El sucesor de Sandro Rosell al frente del Fútbol Club Barcelona confirmó ayer todo lo publicado por el diario El Mundo en torno a la cuantía real que supuso para la entidad azulgrana la contratación de Neymar. Salvo una discrepancia en torno a nueve millones de euros por la organización de dos partidos amistosos con el club de procedencia del astro brasileño, Bertomeu dejó claro ayer en rueda de prensa que las informaciones que demostraban el brutal sobrecoste del fichaje eran ajustadas a la realidad. Era fácil suponer que lo publicado por El Mundo era sustancialmente cierto, porque de otra manera Rosell no hubiera tenido necesidad de presentar su dimisión fulminante el día anterior.

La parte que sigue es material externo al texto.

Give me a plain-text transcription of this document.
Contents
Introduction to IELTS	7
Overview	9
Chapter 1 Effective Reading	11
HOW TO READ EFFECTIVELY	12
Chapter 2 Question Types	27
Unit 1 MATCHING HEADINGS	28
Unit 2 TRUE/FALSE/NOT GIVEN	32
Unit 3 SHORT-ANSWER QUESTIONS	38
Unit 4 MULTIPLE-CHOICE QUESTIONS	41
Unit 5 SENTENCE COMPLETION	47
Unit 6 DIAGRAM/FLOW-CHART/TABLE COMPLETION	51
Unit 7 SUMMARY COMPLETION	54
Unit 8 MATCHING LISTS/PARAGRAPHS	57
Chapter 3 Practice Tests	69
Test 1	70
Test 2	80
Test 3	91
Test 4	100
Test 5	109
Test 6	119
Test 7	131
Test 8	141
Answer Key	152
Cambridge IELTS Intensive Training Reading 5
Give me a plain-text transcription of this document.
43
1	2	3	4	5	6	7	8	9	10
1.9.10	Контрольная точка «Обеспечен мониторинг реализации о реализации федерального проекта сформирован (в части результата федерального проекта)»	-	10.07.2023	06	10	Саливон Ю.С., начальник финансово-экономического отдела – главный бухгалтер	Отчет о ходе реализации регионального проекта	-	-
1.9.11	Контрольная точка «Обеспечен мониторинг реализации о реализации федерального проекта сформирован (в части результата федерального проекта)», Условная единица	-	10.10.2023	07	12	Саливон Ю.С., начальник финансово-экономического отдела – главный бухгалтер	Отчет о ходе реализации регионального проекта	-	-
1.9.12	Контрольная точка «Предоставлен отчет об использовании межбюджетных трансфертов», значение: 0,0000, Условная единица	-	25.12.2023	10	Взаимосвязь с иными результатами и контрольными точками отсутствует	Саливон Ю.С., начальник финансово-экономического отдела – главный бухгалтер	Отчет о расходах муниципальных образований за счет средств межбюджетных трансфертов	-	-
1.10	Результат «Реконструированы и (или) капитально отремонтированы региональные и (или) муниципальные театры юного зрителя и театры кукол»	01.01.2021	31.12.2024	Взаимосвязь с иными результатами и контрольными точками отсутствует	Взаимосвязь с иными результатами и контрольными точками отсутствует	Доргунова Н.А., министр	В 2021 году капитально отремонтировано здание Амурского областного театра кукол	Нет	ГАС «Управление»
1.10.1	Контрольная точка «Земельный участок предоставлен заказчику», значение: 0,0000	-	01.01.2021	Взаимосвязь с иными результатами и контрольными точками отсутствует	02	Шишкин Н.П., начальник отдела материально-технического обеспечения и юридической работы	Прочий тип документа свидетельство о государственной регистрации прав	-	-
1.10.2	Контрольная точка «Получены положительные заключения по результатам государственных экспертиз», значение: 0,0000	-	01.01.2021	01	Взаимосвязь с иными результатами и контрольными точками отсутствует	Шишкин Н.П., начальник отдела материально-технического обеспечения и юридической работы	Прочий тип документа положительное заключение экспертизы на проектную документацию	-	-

Por más esfuerzos que el actual mandatario azulgrana invierta en justificar los entresijos de la operación, lo cierto es que el Barcelona pagó por el fichaje de Neymar prácticamente el doble de lo que dijo a sus socios sin que se sepa cuál ha sido el destino real de algunos de esos pagos, algo que ahora le toca aclarar a la Justicia en virtud de la demanda interpuesta por uno de los afectados. En todo caso, sea cual sea el dictamen final del a Audiencia Nacional en torno a este asunto, es evidente que el reconocimiento de culpa hecho ayer por Bertomeu le incapacita para seguir al frente del club, sobre todo porque él mismo suscribió algunos de esos contratos opacos sometidos ahora a escrutinio judicial. La ampliación de la querella para que se diluciden las responsabilidades en que el actual presidente haya podido incurrir con su intervención directa en el fichaje del futbolista brasileño reúne, en esencia, los mismos elementos que llevaron a la dimisión de su antecesor, por lo que su salida del club puede ser a su vez solamente cuestión de tiempo.
Pero el escándalo de la contratación de Neymar trasciende lo meramente deportivo. El Barcelona lleva años al servicio de la causa independentista por decisión de sus directivos sin que la masa social haya denunciado este abuso, sino más bien todo lo contrario. El club de fútbol ha actuado de hecho como embajador del nacionalismo en el exterior, asumiendo una representatividad que excede de lejos su papel en la esfera meramente deportiva. Esa ha sido la elección de los rectores del club y ahora es inevitable que su penosa gestión contribuya a agrandar la imagen de corrupción que ofrecen las instituciones de la autonomía catalana prácticamente sin excepción.
Un club de fútbol es una institución privada cuyos asuntos no tienen por qué afectar a la vida política, pero el Barcelona siempre ha blasonado de ser mucho más que eso. Ya pueden sus dirigentes actuar como es habitual en el nacionalismo atribuyendo sus problemas judiciales a la inquina de "Madrid".
Los hechos cantan por sí mismos y ahora sólo falta por ver las consecuencias que este escándalo mayúsculo provocan en la institución, que el sectarismo de sus dirigentes ha convertido en el mascarón de proa de un proyecto secesionista cuya imagen global no puede ser ya más lamentable.